Question
In Iceland, demand and supply for television use (pay per view) by choice is described by the following demand and supply functions (v represents price
In Iceland, demand and supply for television use (pay per view) by choice is described by the following demand and supply functions (v represents price per item)
Demand = 198 - 2v
Supply = -2 + 2v
The world market price for TV use is ISK 30. Price per item.
a) Calculate and draw a balance on a picture
i) if no foreign trade is allowed and foreign providers are excluded by excluding IP addresses.
(ii) if 14% VAT is levied on domestic broadcasters and foreign trade is prohibited. The tax is collected by consumers (no collection costs). What is the welfare loss from the tax? Show a picture.
iii) how is the tax burden divided into point ii) and what are its explanations?

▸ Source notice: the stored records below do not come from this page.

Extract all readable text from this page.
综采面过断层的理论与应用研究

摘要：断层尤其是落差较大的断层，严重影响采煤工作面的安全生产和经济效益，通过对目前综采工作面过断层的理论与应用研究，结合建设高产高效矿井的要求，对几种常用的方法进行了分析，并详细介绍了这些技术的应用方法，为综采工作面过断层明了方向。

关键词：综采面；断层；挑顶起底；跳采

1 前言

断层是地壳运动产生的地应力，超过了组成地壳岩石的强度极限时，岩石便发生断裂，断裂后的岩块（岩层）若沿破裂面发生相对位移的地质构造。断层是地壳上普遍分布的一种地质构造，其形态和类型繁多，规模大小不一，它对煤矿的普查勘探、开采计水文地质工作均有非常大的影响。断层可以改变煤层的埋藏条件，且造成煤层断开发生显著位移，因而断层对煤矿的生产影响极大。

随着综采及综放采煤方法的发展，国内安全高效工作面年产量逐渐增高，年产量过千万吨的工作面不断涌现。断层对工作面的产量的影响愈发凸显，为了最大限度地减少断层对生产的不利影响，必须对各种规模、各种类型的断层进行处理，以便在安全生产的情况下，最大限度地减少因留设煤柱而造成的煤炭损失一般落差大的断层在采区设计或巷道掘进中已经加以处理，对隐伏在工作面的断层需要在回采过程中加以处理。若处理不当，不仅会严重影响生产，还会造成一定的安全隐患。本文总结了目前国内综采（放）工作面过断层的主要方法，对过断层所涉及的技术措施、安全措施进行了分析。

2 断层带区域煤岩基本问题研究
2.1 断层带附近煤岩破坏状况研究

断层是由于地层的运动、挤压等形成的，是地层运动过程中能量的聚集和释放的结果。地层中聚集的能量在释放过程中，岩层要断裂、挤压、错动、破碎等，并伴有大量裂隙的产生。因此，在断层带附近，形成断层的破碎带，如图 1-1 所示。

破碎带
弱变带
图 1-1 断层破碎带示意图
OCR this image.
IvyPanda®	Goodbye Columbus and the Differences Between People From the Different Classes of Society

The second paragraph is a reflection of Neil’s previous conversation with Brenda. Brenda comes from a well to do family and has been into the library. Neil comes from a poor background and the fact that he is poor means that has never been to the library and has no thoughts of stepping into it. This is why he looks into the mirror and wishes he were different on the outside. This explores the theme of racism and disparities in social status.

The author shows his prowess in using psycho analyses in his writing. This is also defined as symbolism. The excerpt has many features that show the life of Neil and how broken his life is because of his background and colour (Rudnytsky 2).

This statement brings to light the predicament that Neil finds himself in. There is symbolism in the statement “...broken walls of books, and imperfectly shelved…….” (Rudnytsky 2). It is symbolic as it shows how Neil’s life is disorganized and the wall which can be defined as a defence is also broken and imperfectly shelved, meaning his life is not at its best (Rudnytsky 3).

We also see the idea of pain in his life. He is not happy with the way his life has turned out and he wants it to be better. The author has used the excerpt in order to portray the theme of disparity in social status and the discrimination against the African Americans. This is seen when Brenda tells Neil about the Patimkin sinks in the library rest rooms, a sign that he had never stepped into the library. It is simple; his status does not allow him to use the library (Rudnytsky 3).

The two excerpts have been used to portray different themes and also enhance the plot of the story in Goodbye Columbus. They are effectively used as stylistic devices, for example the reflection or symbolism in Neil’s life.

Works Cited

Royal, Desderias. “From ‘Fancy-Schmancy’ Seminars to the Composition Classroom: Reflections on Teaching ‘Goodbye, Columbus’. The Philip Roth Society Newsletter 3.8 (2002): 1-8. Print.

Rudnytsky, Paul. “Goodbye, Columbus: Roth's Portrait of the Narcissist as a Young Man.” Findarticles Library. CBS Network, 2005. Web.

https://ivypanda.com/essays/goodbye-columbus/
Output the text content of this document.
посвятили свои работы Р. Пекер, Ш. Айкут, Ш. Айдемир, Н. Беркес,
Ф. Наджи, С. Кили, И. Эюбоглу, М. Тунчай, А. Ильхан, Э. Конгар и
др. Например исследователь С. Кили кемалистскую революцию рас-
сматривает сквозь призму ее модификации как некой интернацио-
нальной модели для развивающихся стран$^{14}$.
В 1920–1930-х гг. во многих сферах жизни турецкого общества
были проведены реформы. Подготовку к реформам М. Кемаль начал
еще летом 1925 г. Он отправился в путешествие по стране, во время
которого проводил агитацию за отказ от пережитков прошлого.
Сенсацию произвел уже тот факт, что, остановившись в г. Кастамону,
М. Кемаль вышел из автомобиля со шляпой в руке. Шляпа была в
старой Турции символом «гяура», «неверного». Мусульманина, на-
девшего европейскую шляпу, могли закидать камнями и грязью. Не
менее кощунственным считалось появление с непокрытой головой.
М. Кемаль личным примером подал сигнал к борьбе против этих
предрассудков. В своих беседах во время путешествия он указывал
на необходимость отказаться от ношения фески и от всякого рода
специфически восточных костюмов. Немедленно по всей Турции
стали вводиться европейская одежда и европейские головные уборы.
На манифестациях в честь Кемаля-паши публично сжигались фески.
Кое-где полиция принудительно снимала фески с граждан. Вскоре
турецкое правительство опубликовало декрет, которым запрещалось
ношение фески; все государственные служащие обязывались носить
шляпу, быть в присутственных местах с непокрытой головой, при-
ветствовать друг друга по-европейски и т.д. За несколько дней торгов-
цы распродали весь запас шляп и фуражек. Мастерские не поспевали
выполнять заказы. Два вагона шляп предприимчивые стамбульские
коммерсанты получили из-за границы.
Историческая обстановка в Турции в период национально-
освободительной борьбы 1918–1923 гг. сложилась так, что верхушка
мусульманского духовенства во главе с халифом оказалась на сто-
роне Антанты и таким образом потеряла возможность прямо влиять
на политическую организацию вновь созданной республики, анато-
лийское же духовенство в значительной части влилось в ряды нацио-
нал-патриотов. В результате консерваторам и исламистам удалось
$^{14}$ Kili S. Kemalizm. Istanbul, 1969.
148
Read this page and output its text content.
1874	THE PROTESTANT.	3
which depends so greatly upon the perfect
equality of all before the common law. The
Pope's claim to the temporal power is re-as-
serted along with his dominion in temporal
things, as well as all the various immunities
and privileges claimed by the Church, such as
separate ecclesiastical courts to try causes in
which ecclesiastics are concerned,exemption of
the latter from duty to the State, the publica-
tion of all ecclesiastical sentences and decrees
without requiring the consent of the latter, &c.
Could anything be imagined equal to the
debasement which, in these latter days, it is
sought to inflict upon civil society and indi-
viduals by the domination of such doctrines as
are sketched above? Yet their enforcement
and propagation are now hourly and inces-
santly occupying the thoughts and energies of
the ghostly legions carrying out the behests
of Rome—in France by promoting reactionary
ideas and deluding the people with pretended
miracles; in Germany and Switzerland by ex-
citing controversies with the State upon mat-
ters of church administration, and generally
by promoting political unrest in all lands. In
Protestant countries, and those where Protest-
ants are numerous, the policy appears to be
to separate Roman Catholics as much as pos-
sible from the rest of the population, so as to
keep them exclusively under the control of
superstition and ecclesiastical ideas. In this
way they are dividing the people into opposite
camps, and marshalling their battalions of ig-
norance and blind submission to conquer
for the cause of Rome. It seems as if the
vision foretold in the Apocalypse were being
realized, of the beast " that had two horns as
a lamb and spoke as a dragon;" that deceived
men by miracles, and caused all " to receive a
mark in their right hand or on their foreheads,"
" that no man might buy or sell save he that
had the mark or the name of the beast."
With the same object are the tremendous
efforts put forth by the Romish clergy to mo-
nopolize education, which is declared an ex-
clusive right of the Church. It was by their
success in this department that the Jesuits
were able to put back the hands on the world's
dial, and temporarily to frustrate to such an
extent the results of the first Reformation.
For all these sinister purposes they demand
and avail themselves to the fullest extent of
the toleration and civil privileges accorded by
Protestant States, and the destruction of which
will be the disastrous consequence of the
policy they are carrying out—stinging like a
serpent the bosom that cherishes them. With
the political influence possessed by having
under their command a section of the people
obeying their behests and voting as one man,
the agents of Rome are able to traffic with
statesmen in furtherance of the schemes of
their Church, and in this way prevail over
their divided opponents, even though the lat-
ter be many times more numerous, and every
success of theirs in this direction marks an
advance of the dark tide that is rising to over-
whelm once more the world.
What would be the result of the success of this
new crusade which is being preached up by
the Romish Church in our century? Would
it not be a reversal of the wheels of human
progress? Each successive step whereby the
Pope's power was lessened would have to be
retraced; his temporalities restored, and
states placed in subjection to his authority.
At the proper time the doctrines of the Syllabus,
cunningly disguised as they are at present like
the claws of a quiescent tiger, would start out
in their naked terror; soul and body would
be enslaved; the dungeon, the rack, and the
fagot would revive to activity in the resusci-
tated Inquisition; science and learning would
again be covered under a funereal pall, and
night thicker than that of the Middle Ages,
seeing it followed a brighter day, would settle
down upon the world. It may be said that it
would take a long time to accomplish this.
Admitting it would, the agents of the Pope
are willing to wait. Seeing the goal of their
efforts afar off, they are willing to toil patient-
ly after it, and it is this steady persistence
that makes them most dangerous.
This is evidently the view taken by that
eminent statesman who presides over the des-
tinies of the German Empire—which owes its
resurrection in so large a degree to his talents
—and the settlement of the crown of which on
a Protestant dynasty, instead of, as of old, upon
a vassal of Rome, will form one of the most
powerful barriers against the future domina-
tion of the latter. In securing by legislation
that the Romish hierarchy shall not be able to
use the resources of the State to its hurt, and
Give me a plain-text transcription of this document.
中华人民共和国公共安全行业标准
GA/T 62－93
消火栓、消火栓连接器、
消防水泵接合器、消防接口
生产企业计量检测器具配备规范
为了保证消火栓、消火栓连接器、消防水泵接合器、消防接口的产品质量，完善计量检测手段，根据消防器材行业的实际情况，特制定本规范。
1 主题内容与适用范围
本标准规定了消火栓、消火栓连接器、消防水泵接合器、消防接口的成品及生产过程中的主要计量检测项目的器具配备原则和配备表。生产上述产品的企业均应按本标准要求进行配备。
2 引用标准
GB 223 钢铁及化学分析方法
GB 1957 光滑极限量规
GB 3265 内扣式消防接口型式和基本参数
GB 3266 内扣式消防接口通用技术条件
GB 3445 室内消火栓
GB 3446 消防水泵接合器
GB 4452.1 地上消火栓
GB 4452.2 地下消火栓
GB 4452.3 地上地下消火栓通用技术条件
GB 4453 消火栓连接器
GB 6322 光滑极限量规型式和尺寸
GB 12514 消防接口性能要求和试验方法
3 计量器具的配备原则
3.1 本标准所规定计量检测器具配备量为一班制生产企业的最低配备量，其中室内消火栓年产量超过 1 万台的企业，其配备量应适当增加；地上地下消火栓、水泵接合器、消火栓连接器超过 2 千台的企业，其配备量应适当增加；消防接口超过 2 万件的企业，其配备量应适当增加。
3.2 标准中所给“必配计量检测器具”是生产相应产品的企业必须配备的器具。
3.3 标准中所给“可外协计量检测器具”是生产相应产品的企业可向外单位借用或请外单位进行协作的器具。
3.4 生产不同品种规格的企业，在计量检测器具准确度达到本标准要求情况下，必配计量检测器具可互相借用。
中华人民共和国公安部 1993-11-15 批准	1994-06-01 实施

b) Domestic tech nerds have avoided technical barriers to using foreign streaming services (VPN gymnastics) and the government does not have the ability to collect VAT on that use and subsequently decide to stop collecting VAT on domestic use: Calculate domestic production, domestic consumption and import. Draw a picture and calculate and benefit from the opening of a business (pretend that there was no VAT for freedom).
c) Due to the pressure of special interest groups of domestic producers, a decision is now made to impose a 30% duty on the world market price of imports (foreign streaming services), but the government has now found that traditional duty can be collected through credit card companies' transactions (no VAT).
i) What will be the price, imports, demand and domestic supply.
ii) How does producer and consumer profit change from point b)?
iii) What will be the macroeconomic loss due to duty compared to free trade without VAT?
update:
I figured the answers to a, but can you help me with b and c. The answers to a is here:
a)
demand,q1 = 198-2v
supply, q2=-2+2v, where v is the price per item.
in equilibrium, demand, q1 =supply of the television use,q2
198-2v=-2+2v
v=50
q=98
ii) Since 14% VAT is induced, it will affect the supply curve- a 14% increment.
q2=-2+2v (supply )
=q2+14% of q2
=-2+2v + (-2 + 2v) *14/100
q2'=-2.28 + 2.28 v
iii) Tax burden is divided among the suppliers and consumers according to the price elasticity. More the demand elasticity and less the supply elasticity, the tax burden will fall on suppliers than suppliers. The more the supply elasticity and lesser the demand elasticity, the more tax burden will be on consumers than producers.